The value of Australian homes has grown in March at its fastest rate in 32 years as buyers turn their attentions away from regional areas to the capital cities, according to property researcher CoreLogic.
“I guess this is a testament that as the capital cities become more vibrant as we see workers returning to work, and demand starting to build back closer to the inner-city areas, that the capital cities are starting to outperform the regionals again," he said.
Record-low interest rates have driven the housing market growth which is expected to remain at current levels until 2024.
Reserve Bank of Australia (RBA) Governor Philip Lowe said that while the bank was aware of the effects that the low-cash rate was having on the housing market, it was being maintained to drive growth and assist recovery in the overall economy.
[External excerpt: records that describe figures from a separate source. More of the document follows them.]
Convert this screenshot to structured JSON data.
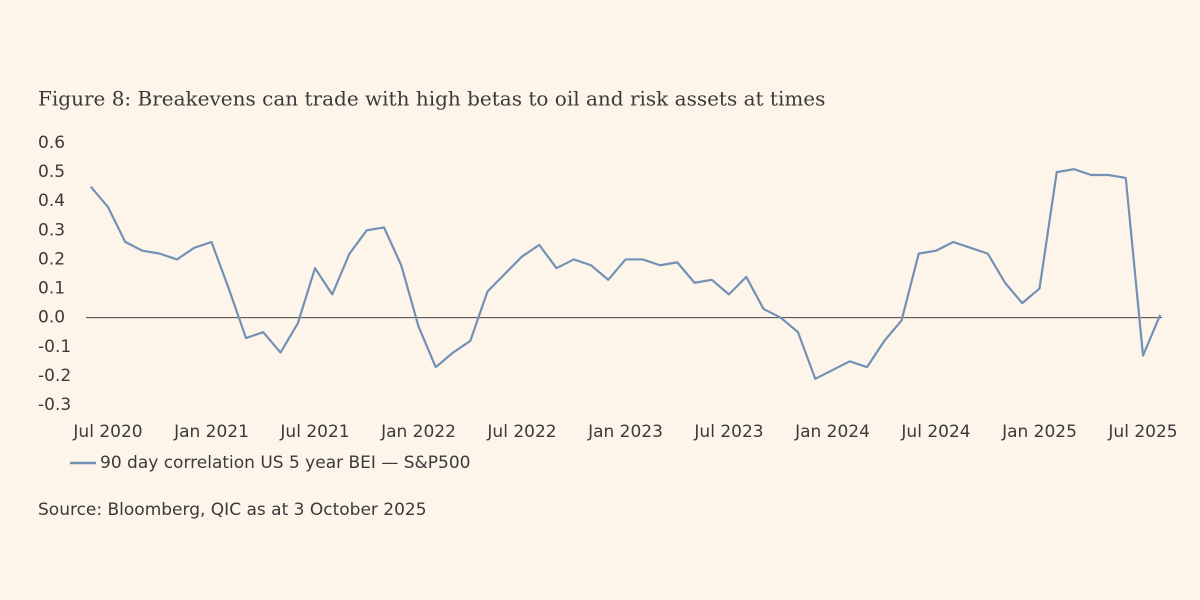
{
  "chart_data": {
    "type": "line",
    "title": "Figure 8: Breakevens can trade with high betas to oil and risk assets at times",
    "source": "Source: Bloomberg, QIC as at 3 October 2025",
    "x": [
      "2020-06",
      "2020-07",
      "2020-08",
      "2020-09",
      "2020-10",
      "2020-11",
      "2020-12",
      "2021-01",
      "2021-02",
      "2021-03",
      "2021-04",
      "2021-05",
      "2021-06",
      "2021-07",
      "2021-08",
      "2021-09",
      "2021-10",
      "2021-11",
      "2021-12",
      "2022-01",
      "2022-02",
      "2022-03",
      "2022-04",
      "2022-05",
      "2022-06",
      "2022-07",
      "2022-08",
      "2022-09",
      "2022-10",
      "2022-11",
      "2022-12",
      "2023-01",
      "2023-02",
      "2023-03",
      "2023-04",
      "2023-05",
      "2023-06",
      "2023-07",
      "2023-08",
      "2023-09",
      "2023-10",
      "2023-11",
      "2023-12",
      "2024-01",
      "2024-02",
      "2024-03",
      "2024-04",
      "2024-05",
      "2024-06",
      "2024-07",
      "2024-08",
      "2024-09",
      "2024-10",
      "2024-11",
      "2024-12",
      "2025-01",
      "2025-02",
      "2025-03",
      "2025-04",
      "2025-05",
      "2025-06",
      "2025-07",
      "2025-08"
    ],
    "series": [
      {
        "name": "90 day correlation US 5 year BEI — S&P500",
        "color": "#7391b5",
        "values": [
          0.45,
          0.38,
          0.26,
          0.23,
          0.22,
          0.2,
          0.24,
          0.26,
          0.1,
          -0.07,
          -0.05,
          -0.12,
          -0.02,
          0.17,
          0.08,
          0.22,
          0.3,
          0.31,
          0.18,
          -0.03,
          -0.17,
          -0.12,
          -0.08,
          0.09,
          0.15,
          0.21,
          0.25,
          0.17,
          0.2,
          0.18,
          0.13,
          0.2,
          0.2,
          0.18,
          0.19,
          0.12,
          0.13,
          0.08,
          0.14,
          0.03,
          0.0,
          -0.05,
          -0.21,
          -0.18,
          -0.15,
          -0.17,
          -0.08,
          -0.01,
          0.22,
          0.23,
          0.26,
          0.24,
          0.22,
          0.12,
          0.05,
          0.1,
          0.5,
          0.51,
          0.49,
          0.49,
          0.48,
          -0.13,
          0.01
        ]
      }
    ],
    "xlim": [
      "2020-06",
      "2025-08"
    ],
    "xticks": [
      {
        "value": "2020-07",
        "label": "Jul 2020"
      },
      {
        "value": "2021-01",
        "label": "Jan 2021"
      },
      {
        "value": "2021-07",
        "label": "Jul 2021"
      },
      {
        "value": "2022-01",
        "label": "Jan 2022"
      },
      {
        "value": "2022-07",
        "label": "Jul 2022"
      },
      {
        "value": "2023-01",
        "label": "Jan 2023"
      },
      {
        "value": "2023-07",
        "label": "Jul 2023"
      },
      {
        "value": "2024-01",
        "label": "Jan 2024"
      },
      {
        "value": "2024-07",
        "label": "Jul 2024"
      },
      {
        "value": "2025-01",
        "label": "Jan 2025"
      },
      {
        "value": "2025-07",
        "label": "Jul 2025"
      }
    ],
    "ylim": [
      -0.3,
      0.6
    ],
    "yticks": [
      0.6,
      0.5,
      0.4,
      0.3,
      0.2,
      0.1,
      {
        "value": 0,
        "label": "0.0"
      },
      -0.1,
      -0.2,
      -0.3
    ],
    "grid": false,
    "legend": "bottom-left"
  }
}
While interest rates are a major factor for the current record levels of growth, Lawless believes the largest contributing factor is the current strong buyer demand that is exceeding the supply rate, which is causing buyers to fear missing out.
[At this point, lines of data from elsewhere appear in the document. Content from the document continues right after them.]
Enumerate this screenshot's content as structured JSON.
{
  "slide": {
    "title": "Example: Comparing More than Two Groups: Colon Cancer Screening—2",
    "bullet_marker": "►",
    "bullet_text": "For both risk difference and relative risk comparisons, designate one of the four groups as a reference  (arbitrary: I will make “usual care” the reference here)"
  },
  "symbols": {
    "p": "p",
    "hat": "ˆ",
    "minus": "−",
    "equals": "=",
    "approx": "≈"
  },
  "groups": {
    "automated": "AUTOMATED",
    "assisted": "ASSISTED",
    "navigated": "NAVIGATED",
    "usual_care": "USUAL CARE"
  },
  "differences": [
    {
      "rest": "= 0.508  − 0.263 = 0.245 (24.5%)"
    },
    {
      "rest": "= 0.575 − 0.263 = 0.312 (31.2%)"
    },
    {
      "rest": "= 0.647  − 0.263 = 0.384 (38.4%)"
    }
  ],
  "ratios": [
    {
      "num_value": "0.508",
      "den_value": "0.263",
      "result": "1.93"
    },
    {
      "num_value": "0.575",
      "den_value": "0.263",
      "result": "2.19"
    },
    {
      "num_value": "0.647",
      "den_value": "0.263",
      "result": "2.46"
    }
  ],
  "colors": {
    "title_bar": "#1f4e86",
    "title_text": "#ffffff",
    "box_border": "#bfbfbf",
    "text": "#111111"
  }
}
“The ratio of sales to new listings is tracking at around 1.1, implying for every new listing added to the market, 1.1 homes are sold. Such a rapid rate of absorption is keeping overall inventory levels low,” he said. “The sense of fear of missing out is quite palpable at the moment, which is one of the biggest factors that’s adding to this rapid rate of capital gains.”
Experts believe the current levels of extraordinary growth are unlikely to remain, with many anticipating the industry regulator, the Australian Prudential Regulation Authority (APRA), to step in and impose lending restrictions.
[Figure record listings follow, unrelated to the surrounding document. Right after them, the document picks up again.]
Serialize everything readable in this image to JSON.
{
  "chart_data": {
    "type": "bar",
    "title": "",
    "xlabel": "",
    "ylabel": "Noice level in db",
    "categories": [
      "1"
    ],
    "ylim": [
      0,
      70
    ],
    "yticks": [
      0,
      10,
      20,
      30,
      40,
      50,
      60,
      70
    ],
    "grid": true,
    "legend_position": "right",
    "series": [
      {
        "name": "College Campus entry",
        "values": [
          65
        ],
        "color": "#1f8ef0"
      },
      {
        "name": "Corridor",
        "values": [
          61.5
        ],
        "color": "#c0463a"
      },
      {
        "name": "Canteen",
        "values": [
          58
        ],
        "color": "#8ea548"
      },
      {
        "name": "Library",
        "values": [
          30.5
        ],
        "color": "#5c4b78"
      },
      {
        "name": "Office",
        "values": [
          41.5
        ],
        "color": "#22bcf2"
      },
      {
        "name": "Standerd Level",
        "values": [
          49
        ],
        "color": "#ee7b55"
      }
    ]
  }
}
However, APRA chairman Wayne Byres said its responsibility was in maintaining financial stability and watching for deteriorating lending standards, and not in regulating housing market prices.
Bryes said the current market dynamic causes households to shoulder more debt, which banks accommodate through greater risk-taking.
“That could be in the form of looser lending standards, relaxing portfolio limits, or simply not adjusting to market developments,” he said. “At an aggregate level that is a scenario that’s not evident yet, but the aggregates can hide a lot so we are digging into this more deeply, as you would expect.”
Byres said that since current lending statistics are showing no signs of a return in high-risk lending, the regulator is unlikely to step in soon.